Farms boost state income
Farm earnings rose 17 percent in 2010, economists say
By SEAN ELLIS
BOISE -- Agriculture was the main reason total personal income in Idaho rose 1.8 percent during the first quarter of 2011, the largest annualized quarterly increase the state has experienced since the recession began in December 2007.
Personal income is the statewide total of wages, salaries, business profits, investment earnings and transfer payments such as Social Security and unemployment benefits.
The U.S. Bureau of Economic Analysis estimates Idaho's personal income during the first quarter was a record $52.3 billion on an annualized basis, an increase of $928 million.
While total industry earnings in Idaho rose 0.8 percent in the first quarter compared to the final quarter of 2010, farm earnings in Idaho rose 13.93 percent. Total farm earnings in Idaho during the first quarter were $2 billion, which was $245 million more than the fourth quarter of 2010.

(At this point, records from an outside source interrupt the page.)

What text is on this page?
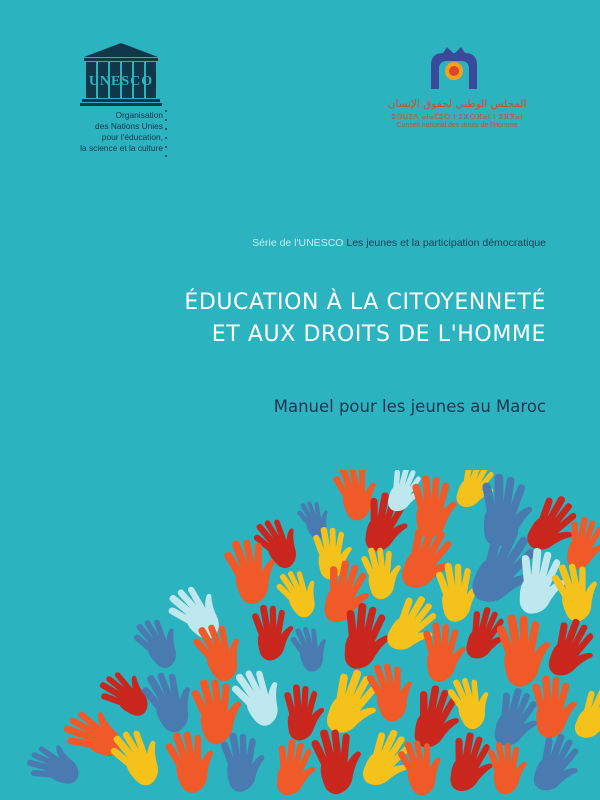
UNESCO
Organisation
des Nations Unies
pour l'éducation,
la science et la culture
المجلس الوطني لحقوق الإنسان
ⵓⵙⵡⵉⴷ ⴰⵏⴰⵎⵓⵔ ⵏ ⵉⵣⵔⴼⴰⵏ ⵏ ⵓⴼⴳⴰⵏ
Conseil national des droits de l'Homme
Série de l'UNESCO Les jeunes et la participation démocratique
ÉDUCATION À LA CITOYENNETÉ
ET AUX DROITS DE L'HOMME
Manuel pour les jeunes au Maroc
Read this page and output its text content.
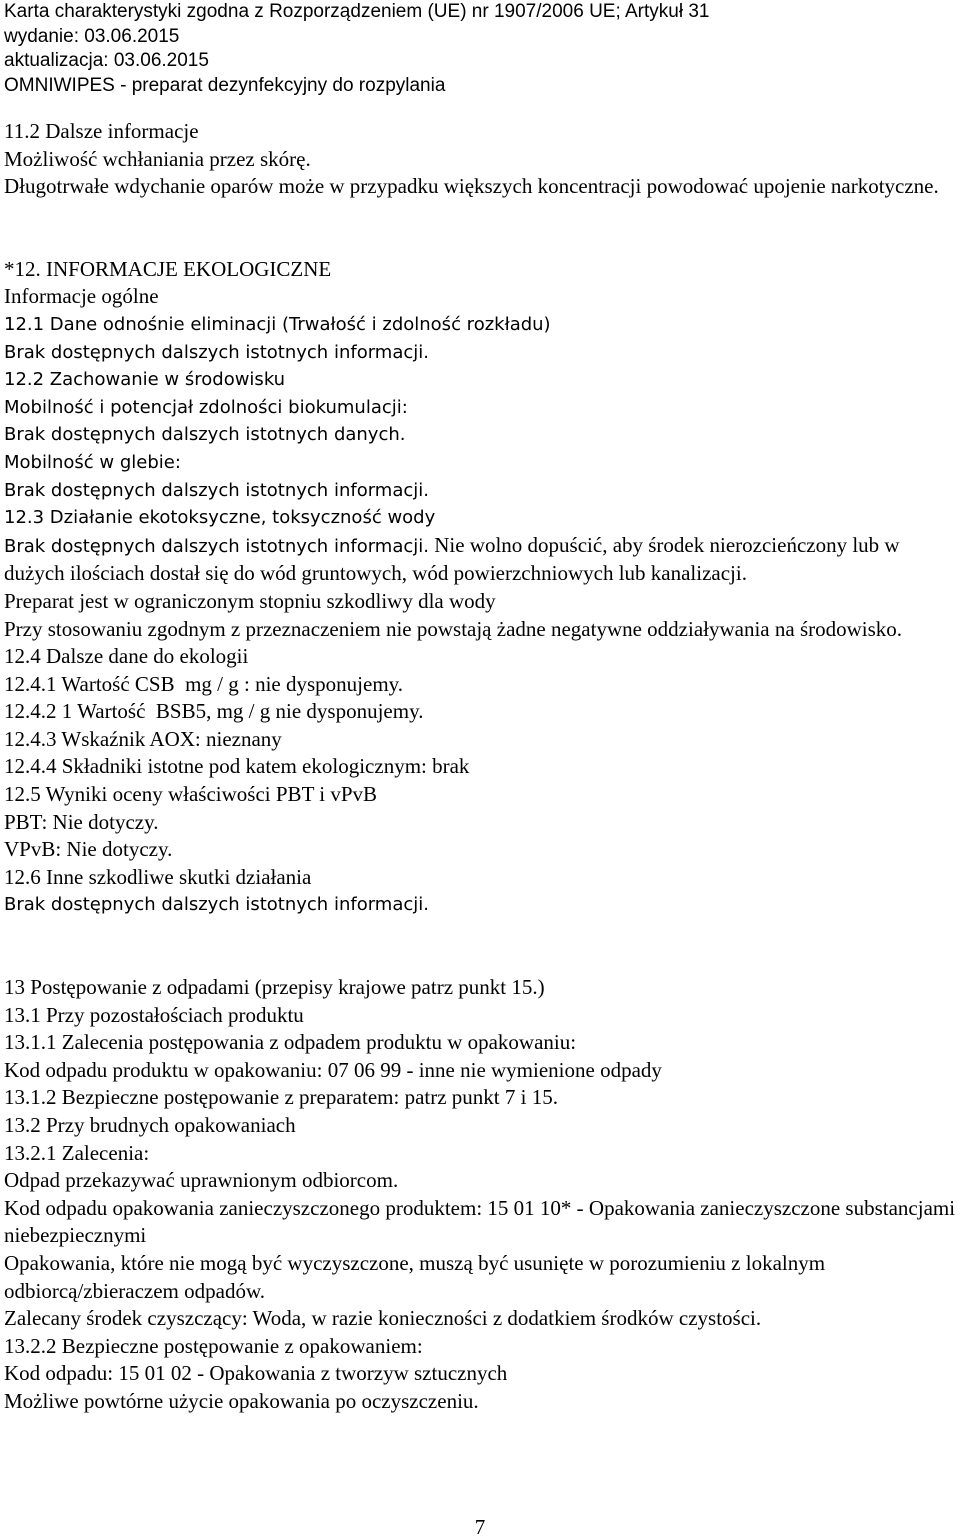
Karta charakterystyki zgodna z Rozporządzeniem (UE) nr 1907/2006 UE; Artykuł 31
wydanie: 03.06.2015
aktualizacja: 03.06.2015
OMNIWIPES - preparat dezynfekcyjny do rozpylania
11.2 Dalsze informacje
Możliwość wchłaniania przez skórę.
Długotrwałe wdychanie oparów może w przypadku większych koncentracji powodować upojenie narkotyczne.
*12. INFORMACJE EKOLOGICZNE
Informacje ogólne
12.1 Dane odnośnie eliminacji (Trwałość i zdolność rozkładu)
Brak dostępnych dalszych istotnych informacji.
12.2 Zachowanie w środowisku
Mobilność i potencjał zdolności biokumulacji:
Brak dostępnych dalszych istotnych danych.
Mobilność w glebie:
Brak dostępnych dalszych istotnych informacji.
12.3 Działanie ekotoksyczne, toksyczność wody
Brak dostępnych dalszych istotnych informacji. Nie wolno dopuścić, aby środek nierozcieńczony lub w dużych ilościach dostał się do wód gruntowych, wód powierzchniowych lub kanalizacji.
Preparat jest w ograniczonym stopniu szkodliwy dla wody
Przy stosowaniu zgodnym z przeznaczeniem nie powstają żadne negatywne oddziaływania na środowisko.
12.4 Dalsze dane do ekologii
12.4.1 Wartość CSB  mg / g : nie dysponujemy.
12.4.2 1 Wartość  BSB5, mg / g nie dysponujemy.
12.4.3 Wskaźnik AOX: nieznany
12.4.4 Składniki istotne pod katem ekologicznym: brak
12.5 Wyniki oceny właściwości PBT i vPvB
PBT: Nie dotyczy.
VPvB: Nie dotyczy.
12.6 Inne szkodliwe skutki działania
Brak dostępnych dalszych istotnych informacji.
13 Postępowanie z odpadami (przepisy krajowe patrz punkt 15.)
13.1 Przy pozostałościach produktu
13.1.1 Zalecenia postępowania z odpadem produktu w opakowaniu:
Kod odpadu produktu w opakowaniu: 07 06 99 - inne nie wymienione odpady
13.1.2 Bezpieczne postępowanie z preparatem: patrz punkt 7 i 15.
13.2 Przy brudnych opakowaniach
13.2.1 Zalecenia:
Odpad przekazywać uprawnionym odbiorcom.
Kod odpadu opakowania zanieczyszczonego produktem: 15 01 10* - Opakowania zanieczyszczone substancjami niebezpiecznymi
Opakowania, które nie mogą być wyczyszczone, muszą być usunięte w porozumieniu z lokalnym odbiorcą/zbieraczem odpadów.
Zalecany środek czyszczący: Woda, w razie konieczności z dodatkiem środków czystości.
13.2.2 Bezpieczne postępowanie z opakowaniem:
Kod odpadu: 15 01 02 - Opakowania z tworzyw sztucznych
Możliwe powtórne użycie opakowania po oczyszczeniu.
7
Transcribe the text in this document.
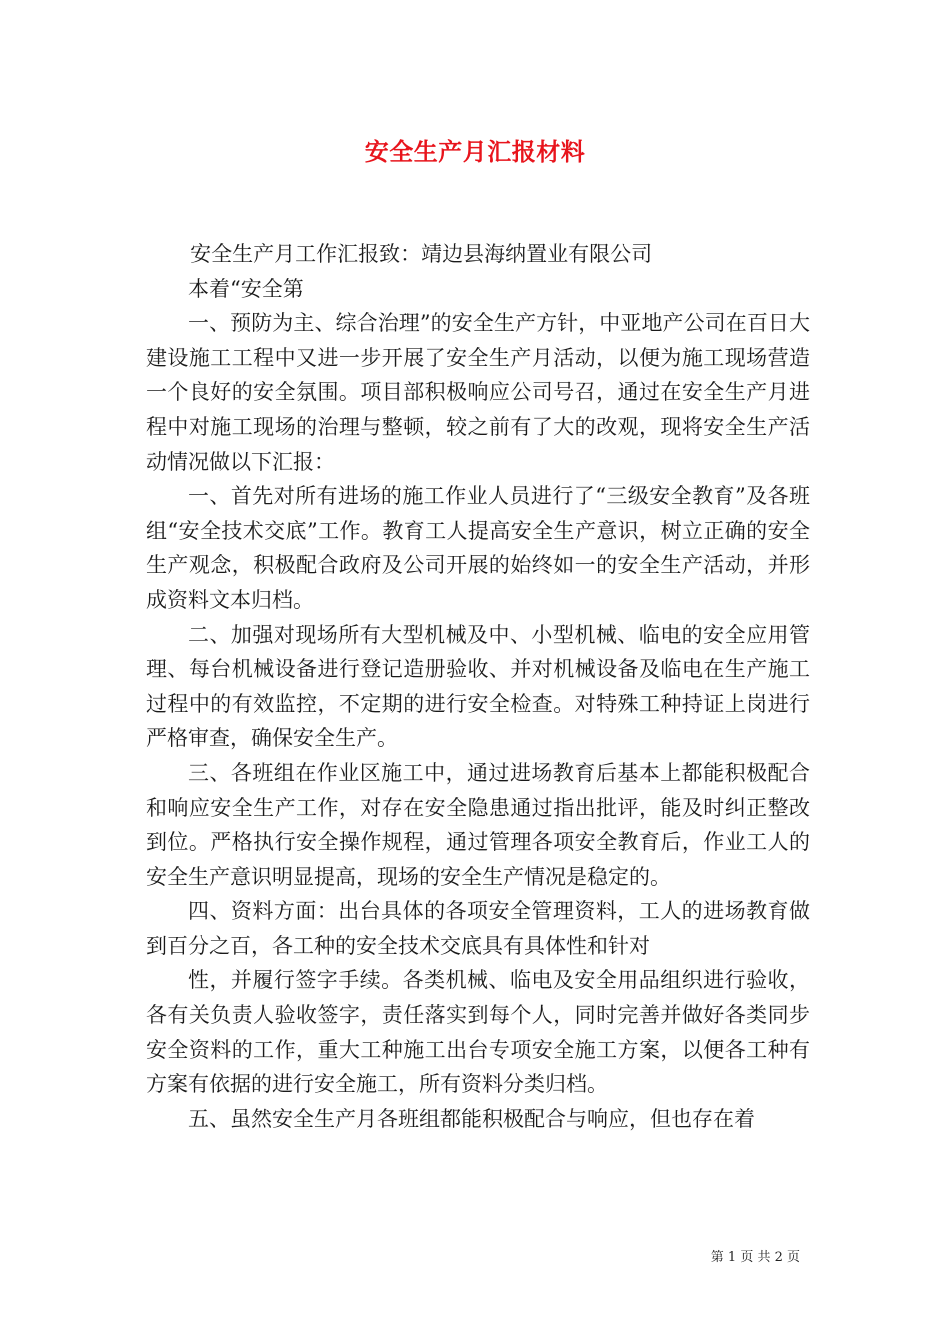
安全生产月汇报材料

安全生产月工作汇报致：靖边县海纳置业有限公司

本着“安全第

一、预防为主、综合治理”的安全生产方针，中亚地产公司在百日大建设施工工程中又进一步开展了安全生产月活动，以便为施工现场营造一个良好的安全氛围。项目部积极响应公司号召，通过在安全生产月进程中对施工现场的治理与整顿，较之前有了大的改观，现将安全生产活动情况做以下汇报：

一、首先对所有进场的施工作业人员进行了“三级安全教育”及各班组“安全技术交底”工作。教育工人提高安全生产意识，树立正确的安全生产观念，积极配合政府及公司开展的始终如一的安全生产活动，并形成资料文本归档。

二、加强对现场所有大型机械及中、小型机械、临电的安全应用管理、每台机械设备进行登记造册验收、并对机械设备及临电在生产施工过程中的有效监控，不定期的进行安全检查。对特殊工种持证上岗进行严格审查，确保安全生产。

三、各班组在作业区施工中，通过进场教育后基本上都能积极配合和响应安全生产工作，对存在安全隐患通过指出批评，能及时纠正整改到位。严格执行安全操作规程，通过管理各项安全教育后，作业工人的安全生产意识明显提高，现场的安全生产情况是稳定的。

四、资料方面：出台具体的各项安全管理资料，工人的进场教育做到百分之百，各工种的安全技术交底具有具体性和针对

性，并履行签字手续。各类机械、临电及安全用品组织进行验收，各有关负责人验收签字，责任落实到每个人，同时完善并做好各类同步安全资料的工作，重大工种施工出台专项安全施工方案，以便各工种有方案有依据的进行安全施工，所有资料分类归档。

五、虽然安全生产月各班组都能积极配合与响应，但也存在着

第 1 页 共 2 页
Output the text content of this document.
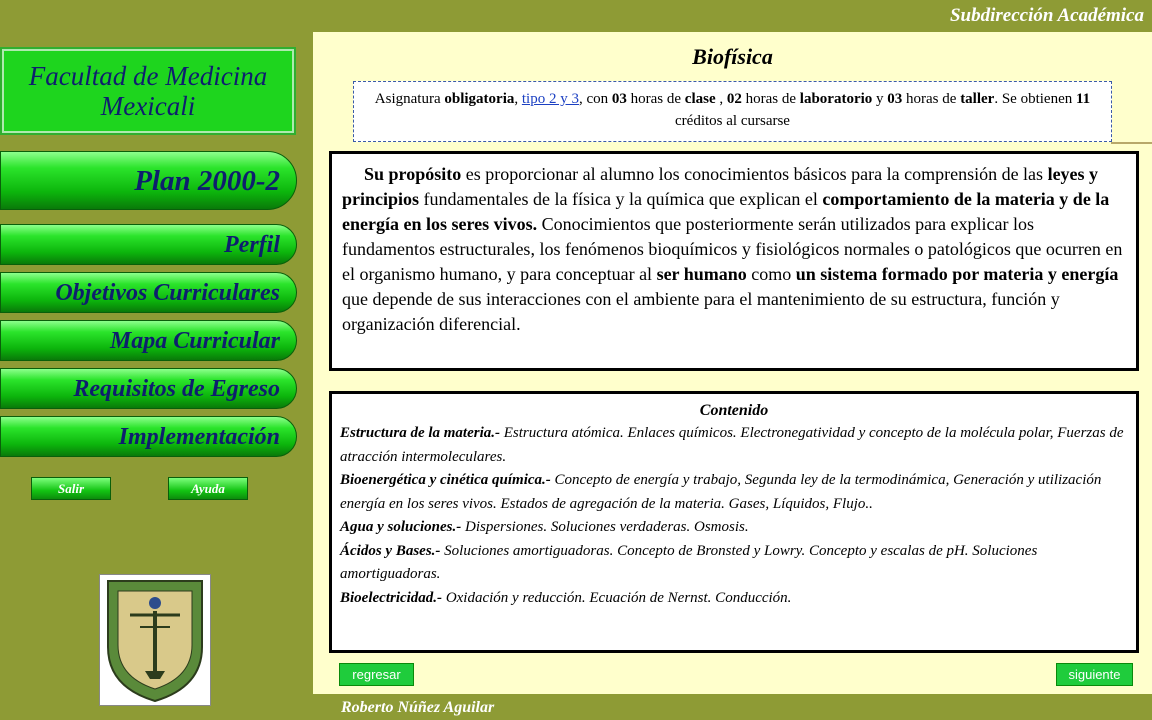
Facultad de Medicina Mexicali
Plan 2000-2
Perfil
Objetivos Curriculares
Mapa Curricular
Requisitos de Egreso
Implementación
Salir	Ayuda
Subdirección Académica
Biofísica
Asignatura obligatoria, tipo 2 y 3, con 03 horas de clase , 02 horas de laboratorio y 03 horas de taller. Se obtienen 11 créditos al cursarse
Su propósito es proporcionar al alumno los conocimientos básicos para la comprensión de las leyes y principios fundamentales de la física y la química que explican el comportamiento de la materia y de la energía en los seres vivos. Conocimientos que posteriormente serán utilizados para explicar los fundamentos estructurales, los fenómenos bioquímicos y fisiológicos normales o patológicos que ocurren en el organismo humano, y para conceptuar al ser humano como un sistema formado por materia y energía que depende de sus interacciones con el ambiente para el mantenimiento de su estructura, función y organización diferencial.
Contenido
Estructura de la materia.- Estructura atómica. Enlaces químicos. Electronegatividad y concepto de la molécula polar, Fuerzas de atracción intermoleculares.
Bioenergética y cinética química.- Concepto de energía y trabajo, Segunda ley de la termodinámica, Generación y utilización energía en los seres vivos. Estados de agregación de la materia. Gases, Líquidos, Flujo..
Agua y soluciones.- Dispersiones. Soluciones verdaderas. Osmosis.
Ácidos y Bases.- Soluciones amortiguadoras. Concepto de Bronsted y Lowry. Concepto y escalas de pH. Soluciones amortiguadoras.
Bioelectricidad.- Oxidación y reducción. Ecuación de Nernst. Conducción.
regresar	siguiente
Roberto Núñez Aguilar
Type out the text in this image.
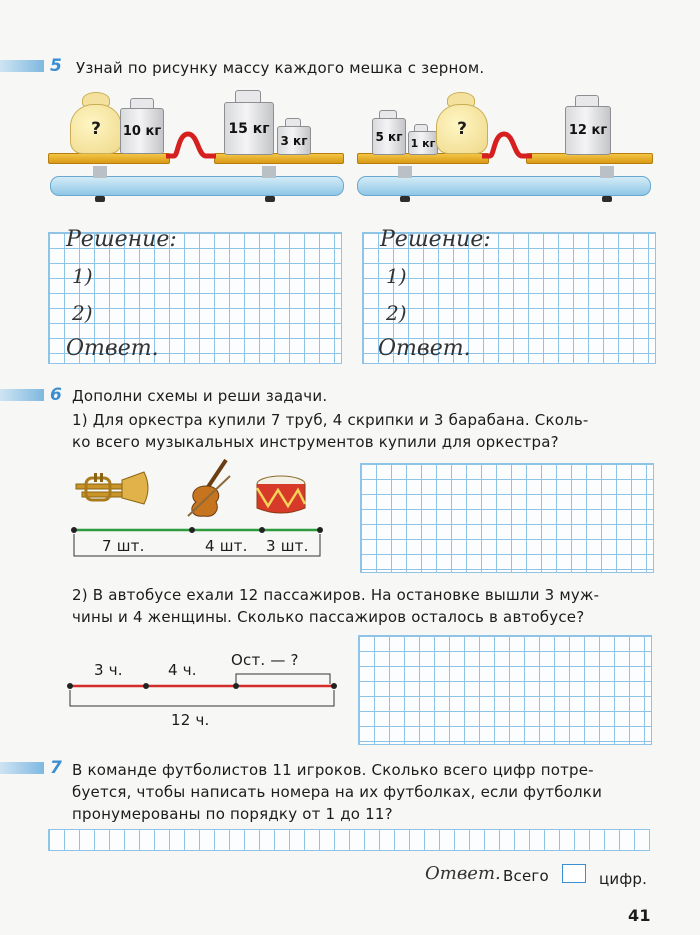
5 Узнай по рисунку массу каждого мешка с зерном.
? 10 кг	15 кг
3 кг	5 кг 1 кг
?	12 кг
Решение:
1)
2)
Ответ.
Решение:
1)
2)
Ответ.
6 Дополни схемы и реши задачи.
1) Для оркестра купили 7 труб, 4 скрипки и 3 барабана. Сколь-
ко всего музыкальных инструментов купили для оркестра?
7 шт.	4 шт. 3 шт.
2) В автобусе ехали 12 пассажиров. На остановке вышли 3 муж-
чины и 4 женщины. Сколько пассажиров осталось в автобусе?
3 ч.	4 ч.
Ост. — ?
12 ч.
7 В команде футболистов 11 игроков. Сколько всего цифр потре-
буется, чтобы написать номера на их футболках, если футболки
пронумерованы по порядку от 1 до 11?
Ответ. Всего	цифр.
41
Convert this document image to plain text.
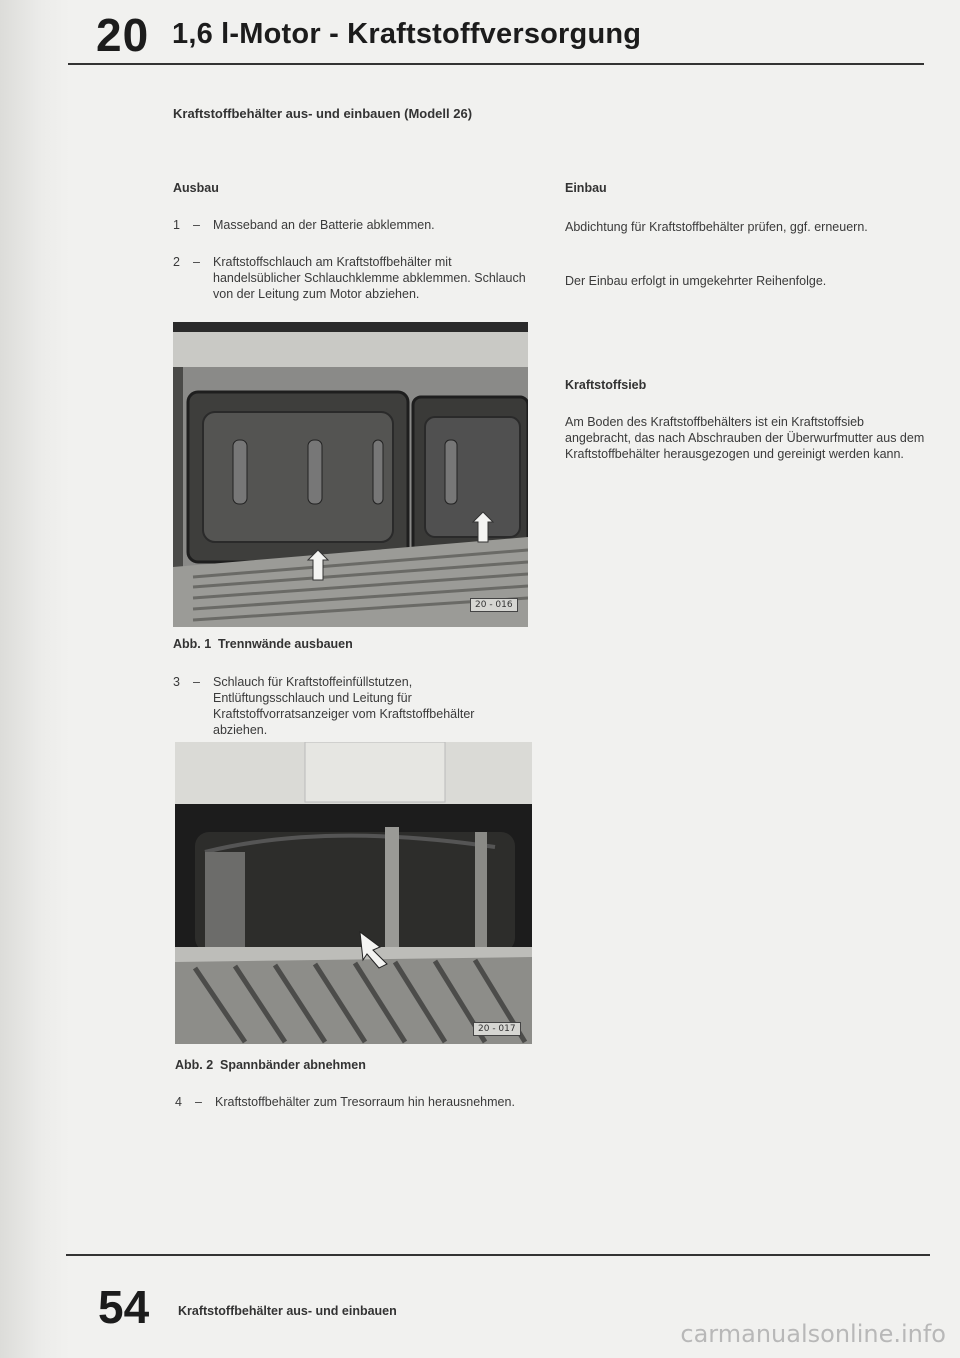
20 1,6 l-Motor - Kraftstoffversorgung
Kraftstoffbehälter aus- und einbauen (Modell 26)
Ausbau
1 – Masseband an der Batterie abklemmen.
2 – Kraftstoffschlauch am Kraftstoffbehälter mit handelsüblicher Schlauchklemme abklemmen. Schlauch von der Leitung zum Motor abziehen.
20 - 016
Abb. 1 Trennwände ausbauen
3 – Schlauch für Kraftstoffeinfüllstutzen, Entlüftungsschlauch und Leitung für Kraftstoffvorratsanzeiger vom Kraftstoffbehälter abziehen.
20 - 017
Abb. 2 Spannbänder abnehmen
4 – Kraftstoffbehälter zum Tresorraum hin herausnehmen.
Einbau
Abdichtung für Kraftstoffbehälter prüfen, ggf. erneuern.
Der Einbau erfolgt in umgekehrter Reihenfolge.
Kraftstoffsieb
Am Boden des Kraftstoffbehälters ist ein Kraftstoffsieb angebracht, das nach Abschrauben der Überwurfmutter aus dem Kraftstoffbehälter herausgezogen und gereinigt werden kann.
54 Kraftstoffbehälter aus- und einbauen
carmanualsonline.info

Excluding investment income and government transfer payments, "agriculture was responsible for the entirety of the gain in personal income in the first quarter," said Bob Fick, a spokesman for the Idaho Department of Labor.
Farm earnings in Idaho also rose 17 percent in 2010, leading the state's 2.7 percent gain in personal income last year.
Fick said that while agriculture accounted for 4.5 percent of total industry earnings in 2010, it accounted for 30 percent of the total increase of $681 million that year.
"From that, you can legitimately argue that agriculture pulled more of its weight than normally would be expected of it," he said.
Personal income in the manufacturing and construction sectors fell $170 million and $11 million, respectively, during the first quarter. Government payrolls fell $21 million and earnings from the real estate sector dropped $9 million.
While wages and salaries fell one-tenth of a percentage point during the first quarter, business profits rose 5.7 percent and the state's farms and ranches accounted for more than three-fourths of that growth.
The numbers attributed to agriculture are just farm and ranch earnings; they don't include secondary economic activity agriculture is responsible for such as processing and transportation.
Agriculture's strong performance during an otherwise struggling economy doesn't come as a surprise to University of Idaho agricultural economist Paul Patterson.
"Overall, we've just got much better commodity prices for agriculture," said Patterson, who says the gains are propelled by price rather than production increases. "If you just look at prices growers are receiving for almost any commodity ... that's basically accounting for a substantial amount of that increase."
Patterson expects the personal earnings gains to continue based on current prices.
"Whether it's hay, beef, barley, potatoes, sugar beets, or dry beans, it looks like prices will stay strong, certainly through the rest of the marketing year, for these commodities," he said.